With that in mind it is easier to understand John 19:30, So when Jesus had received the sour wine, He said, ‘It is finished!’ And bowing His head, He gave up His spirit.

Cahn says to live in the perfect tense you must learn the secret of living from that which is already completed, to do from that which is already done, to triumph from a victory already won.

The days of future past
Cahn highlights the theme of completion and fullness again in the mystery of “The Days of Future Past” when he reveals how the Hebrew of Scripture knows no time.

He says the Hebrew language has no absolute tense concerning time, but rather of the perfect and imperfect.

“The perfect tense speaks of an action that’s finished, thus complete, perfect. The imperfect tense speaks of an action that’s unfinished and thus, incomplete, imperfect. So in Hebrew you only have two choices: to live in the perfect or imperfect. If you live always striving to finish that which is unfinished, to complete that which is incomplete, if you lived trying to be saved, trying to be loved, to be good enough, worthy, complete … then you’re living in the imperfect tense … and you’re living in the imperfect. And living in the imperfect tense never works, because that which comes out of incompletion can never be anything other than incomplete.”

Cahn says to live in the perfect tense you must learn the secret of living from that which is already completed, to do from that which is already done, to triumph from a victory already won.

And what is it that is already accomplished, complete, finished and perfect, but the work of God, salvation — the completed works of the Messiah.

Cahn says: “Yes. For that which is perfect is that which is finished”.

He encourages us to live in the Hebrew perfect: “Do all things from His finished work. Triumph from the victory already won.
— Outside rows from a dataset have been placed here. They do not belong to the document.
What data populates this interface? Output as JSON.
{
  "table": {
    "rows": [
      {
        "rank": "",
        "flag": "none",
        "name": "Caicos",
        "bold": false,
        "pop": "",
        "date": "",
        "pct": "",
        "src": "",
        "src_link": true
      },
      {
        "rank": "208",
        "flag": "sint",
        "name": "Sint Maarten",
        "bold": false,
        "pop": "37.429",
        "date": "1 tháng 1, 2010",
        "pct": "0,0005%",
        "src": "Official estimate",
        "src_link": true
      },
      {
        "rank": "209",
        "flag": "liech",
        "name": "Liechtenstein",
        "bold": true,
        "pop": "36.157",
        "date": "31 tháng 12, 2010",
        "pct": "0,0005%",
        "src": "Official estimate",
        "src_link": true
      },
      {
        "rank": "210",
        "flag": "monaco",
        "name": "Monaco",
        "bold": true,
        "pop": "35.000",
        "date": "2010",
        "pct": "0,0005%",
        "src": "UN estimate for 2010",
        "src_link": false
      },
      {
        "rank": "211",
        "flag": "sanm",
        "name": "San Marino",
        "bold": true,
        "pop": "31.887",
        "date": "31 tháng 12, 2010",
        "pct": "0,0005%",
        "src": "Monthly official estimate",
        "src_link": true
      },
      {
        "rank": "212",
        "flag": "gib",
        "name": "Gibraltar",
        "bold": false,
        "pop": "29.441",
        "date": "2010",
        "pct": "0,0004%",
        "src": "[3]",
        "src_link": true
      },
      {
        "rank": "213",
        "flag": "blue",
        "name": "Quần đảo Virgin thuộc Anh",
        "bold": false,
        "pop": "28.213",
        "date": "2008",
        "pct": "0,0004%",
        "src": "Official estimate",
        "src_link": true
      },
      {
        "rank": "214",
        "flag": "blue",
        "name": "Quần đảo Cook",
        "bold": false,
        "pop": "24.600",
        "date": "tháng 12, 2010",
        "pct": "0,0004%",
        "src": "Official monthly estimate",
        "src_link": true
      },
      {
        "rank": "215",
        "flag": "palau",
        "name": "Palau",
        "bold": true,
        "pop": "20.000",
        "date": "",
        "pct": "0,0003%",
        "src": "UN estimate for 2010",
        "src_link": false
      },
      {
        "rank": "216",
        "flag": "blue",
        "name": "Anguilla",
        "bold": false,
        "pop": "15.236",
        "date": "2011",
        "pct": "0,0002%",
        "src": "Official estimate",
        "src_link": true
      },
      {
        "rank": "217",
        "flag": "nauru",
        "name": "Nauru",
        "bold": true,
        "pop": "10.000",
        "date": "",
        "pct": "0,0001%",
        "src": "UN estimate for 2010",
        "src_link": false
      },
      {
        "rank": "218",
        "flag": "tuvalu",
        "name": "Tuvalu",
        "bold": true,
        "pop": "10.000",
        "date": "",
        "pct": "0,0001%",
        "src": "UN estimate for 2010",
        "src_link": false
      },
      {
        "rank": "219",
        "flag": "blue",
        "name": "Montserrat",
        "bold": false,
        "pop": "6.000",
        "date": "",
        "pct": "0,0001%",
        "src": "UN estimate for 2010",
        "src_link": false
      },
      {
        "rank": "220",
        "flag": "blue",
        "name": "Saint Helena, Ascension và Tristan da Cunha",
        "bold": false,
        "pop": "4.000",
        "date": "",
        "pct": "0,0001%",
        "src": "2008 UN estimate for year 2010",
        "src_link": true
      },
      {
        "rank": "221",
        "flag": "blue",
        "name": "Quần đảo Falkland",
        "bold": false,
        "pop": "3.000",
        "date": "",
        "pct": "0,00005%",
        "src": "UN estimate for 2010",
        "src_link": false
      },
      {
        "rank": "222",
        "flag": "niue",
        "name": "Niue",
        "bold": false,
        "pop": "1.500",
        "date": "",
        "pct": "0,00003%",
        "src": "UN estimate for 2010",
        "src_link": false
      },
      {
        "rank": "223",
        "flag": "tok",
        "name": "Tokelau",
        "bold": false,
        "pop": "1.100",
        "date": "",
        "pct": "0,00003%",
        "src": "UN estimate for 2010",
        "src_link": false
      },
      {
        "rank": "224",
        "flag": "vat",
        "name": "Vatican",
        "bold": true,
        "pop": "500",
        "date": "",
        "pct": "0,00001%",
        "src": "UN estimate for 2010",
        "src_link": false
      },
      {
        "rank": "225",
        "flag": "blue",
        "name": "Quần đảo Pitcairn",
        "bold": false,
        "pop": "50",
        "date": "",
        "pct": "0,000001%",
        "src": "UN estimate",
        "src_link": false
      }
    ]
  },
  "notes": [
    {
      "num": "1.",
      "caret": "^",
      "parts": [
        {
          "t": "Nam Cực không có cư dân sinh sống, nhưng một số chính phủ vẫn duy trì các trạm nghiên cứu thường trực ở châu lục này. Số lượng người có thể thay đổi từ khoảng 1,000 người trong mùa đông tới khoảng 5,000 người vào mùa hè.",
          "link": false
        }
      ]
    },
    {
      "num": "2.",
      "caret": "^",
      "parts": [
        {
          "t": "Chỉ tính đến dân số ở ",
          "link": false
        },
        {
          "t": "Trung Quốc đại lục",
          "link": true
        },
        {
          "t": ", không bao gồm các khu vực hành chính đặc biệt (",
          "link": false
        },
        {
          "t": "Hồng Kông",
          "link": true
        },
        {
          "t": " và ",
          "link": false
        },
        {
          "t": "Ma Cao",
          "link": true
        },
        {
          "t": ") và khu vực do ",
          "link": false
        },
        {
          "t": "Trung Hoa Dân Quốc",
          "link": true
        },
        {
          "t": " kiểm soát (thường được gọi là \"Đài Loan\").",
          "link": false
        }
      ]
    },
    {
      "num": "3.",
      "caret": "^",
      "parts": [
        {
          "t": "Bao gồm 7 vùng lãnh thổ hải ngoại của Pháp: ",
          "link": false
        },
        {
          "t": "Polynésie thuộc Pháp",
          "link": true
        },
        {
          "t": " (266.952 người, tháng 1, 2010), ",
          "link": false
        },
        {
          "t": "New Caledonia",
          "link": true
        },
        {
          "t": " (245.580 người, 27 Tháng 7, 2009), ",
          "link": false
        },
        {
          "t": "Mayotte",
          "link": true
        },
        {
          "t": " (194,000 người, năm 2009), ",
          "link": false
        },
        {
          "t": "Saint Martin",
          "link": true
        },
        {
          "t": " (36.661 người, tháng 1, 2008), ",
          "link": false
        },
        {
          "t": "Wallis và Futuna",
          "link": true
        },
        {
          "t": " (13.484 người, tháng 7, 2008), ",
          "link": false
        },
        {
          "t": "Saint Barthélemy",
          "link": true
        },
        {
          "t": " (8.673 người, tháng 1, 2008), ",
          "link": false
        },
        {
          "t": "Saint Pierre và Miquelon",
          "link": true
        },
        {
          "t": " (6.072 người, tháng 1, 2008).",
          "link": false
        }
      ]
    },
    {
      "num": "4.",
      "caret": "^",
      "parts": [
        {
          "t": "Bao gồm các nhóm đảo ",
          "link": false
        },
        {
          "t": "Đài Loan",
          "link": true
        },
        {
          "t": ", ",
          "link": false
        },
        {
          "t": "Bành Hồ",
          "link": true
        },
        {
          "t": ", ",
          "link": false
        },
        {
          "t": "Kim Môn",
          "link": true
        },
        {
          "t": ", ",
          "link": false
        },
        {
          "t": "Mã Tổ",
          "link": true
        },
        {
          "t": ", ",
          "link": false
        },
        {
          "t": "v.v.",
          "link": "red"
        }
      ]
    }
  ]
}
Live from completion”.

After all, we are assured in Philippians 1:6 that: He who began a good work in you will carry it on to completion until the day of Christ Jesus.

“For the love of God is not bound by time … It is time that is bound by the love of God.” — Jonathan Cahn

Completion and peace
Intrigued, I looked among the devotions that I had not read yet to see if there are more related to completion and peace.

Day 291 describes the mystery of “The Day of Time and Timelessness” that deals with Isaiah 53 — the prophecy of the Messiah who dies for the sins of others. Cahn reveals that it is written in the present, future and past tenses, which is extraordinary.

Cahn explains the reason as follows: “it is the event of God’s redemption … an event in which are contained the past, the present, and the future, every event of every sin … in the past tense and covering all the sins of the past … in the present tense and covering every present sin … and in the future tense and covering all sin that is not yet but which will be … It is the event of tenses and times, of past, present and future, that no sin and no event is beyond its power to touch and redeem. For the love of God is not bound by time … It is time that is bound by the love of God. What happened two thousand years ago on an execution stake in the land of Judea is a mystery … the day of time and timelessness and yet containing all time and times in the love of God.”

“Your future is already contained by your salvation and covered by it. Ponder this fact and, by it, be at peace and live in confidence,” says Cahn.

However, with the confidence of living in the peace of reconciliation and atonement with Our Holy Father comes the humbling responsibility of witnessing to His only-begotten Son, Lord Jesus Christ’s Good News … as well as the rejection, oppression, affliction, humiliation, wounding, and bruising that He, although sinless, suffered silently on behalf of us prodigal sinners … as a sacrificial lamb to the slaughter in complete payment for the shalom blessing of our salvation.